Anyone who spends time with young children will tell you they crave independence, and thrive on being able to do things for themselves. Responding to children's natural drives is exactly what our ECE settings should be doing, but sometimes misinterpretation leads us to ‘miss the mark’.
Independence going too far
As with any concept, there is a risk that the pendulum swings too far. Offering no independence is unlikely nowadays, but we've certainly seen occasions where full independence is expected unrealistically, and unfairly.
The idea of independence has been taken as an absolute, and children are left to sort through emotional upheaval on their own. You may have seen this too.
In wanting to offer independence, well meaning teachers fear anything that will create ‘dependence’. Children are then left to manage their big feelings without guidance, and so they will ‘learn’ to self manage.
The issue is though, that self management comes from a core of competence, developed slowly, and with support. It doesn't come from being left alone in a struggle.
Maybe you know the expression about the importance of a child ‘standing on their own two feet’? Adults worry a child won't do that if they get used to us sitting with them through their tears, and through their fears.
Here's the thing though.
Picture the upstanding child, planting their feet to face the world independently. If we yank any support out quickly and leave them to it, they either stagger off balance significantly, or fall right over - physically and emotionally. If, however, we let them plant those feet independently in their own time, freeing themselves from support when THEY are ready, they will stand tall and strong - physically and emotionally.

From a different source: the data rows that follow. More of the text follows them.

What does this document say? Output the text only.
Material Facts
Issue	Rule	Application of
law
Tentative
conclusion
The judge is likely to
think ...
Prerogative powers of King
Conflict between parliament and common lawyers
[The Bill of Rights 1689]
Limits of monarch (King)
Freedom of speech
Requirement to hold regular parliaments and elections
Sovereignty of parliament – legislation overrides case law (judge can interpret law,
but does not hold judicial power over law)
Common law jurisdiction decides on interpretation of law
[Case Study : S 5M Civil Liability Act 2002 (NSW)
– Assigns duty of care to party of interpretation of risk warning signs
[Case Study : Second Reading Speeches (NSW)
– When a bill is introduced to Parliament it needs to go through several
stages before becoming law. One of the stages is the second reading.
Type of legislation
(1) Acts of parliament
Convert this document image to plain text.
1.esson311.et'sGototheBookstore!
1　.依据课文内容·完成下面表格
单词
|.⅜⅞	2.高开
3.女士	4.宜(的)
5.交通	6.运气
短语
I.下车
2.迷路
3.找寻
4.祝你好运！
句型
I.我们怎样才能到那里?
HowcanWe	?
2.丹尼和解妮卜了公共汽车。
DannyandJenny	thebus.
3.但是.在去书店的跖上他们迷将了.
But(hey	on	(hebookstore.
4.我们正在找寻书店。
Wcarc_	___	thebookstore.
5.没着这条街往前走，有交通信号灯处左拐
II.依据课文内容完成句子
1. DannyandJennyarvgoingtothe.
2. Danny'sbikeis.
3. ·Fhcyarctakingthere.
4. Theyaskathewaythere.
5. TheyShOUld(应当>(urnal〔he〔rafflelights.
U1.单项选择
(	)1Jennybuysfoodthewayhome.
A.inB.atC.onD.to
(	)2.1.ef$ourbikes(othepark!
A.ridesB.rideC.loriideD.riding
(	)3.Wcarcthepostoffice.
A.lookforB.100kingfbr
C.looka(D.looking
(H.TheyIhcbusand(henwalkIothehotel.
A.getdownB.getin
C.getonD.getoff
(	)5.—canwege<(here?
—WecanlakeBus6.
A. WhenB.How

We offer the very best to our children when our environments and programmes say yes to the independence our children ARE seeking.
Allowing for independence AND support
Tuning in to each child lets us know when and how much independence they need with their self care, decision making, and problem solving.
As with all needs of young children, the prescribed dosage is individual. But we also need to be saying yes to nurturing and connection, and yes to close proximity.
Our biggest yes should be letting them determine where their dependence lies, and when it gives way to being able to do, and cope with things, on their own.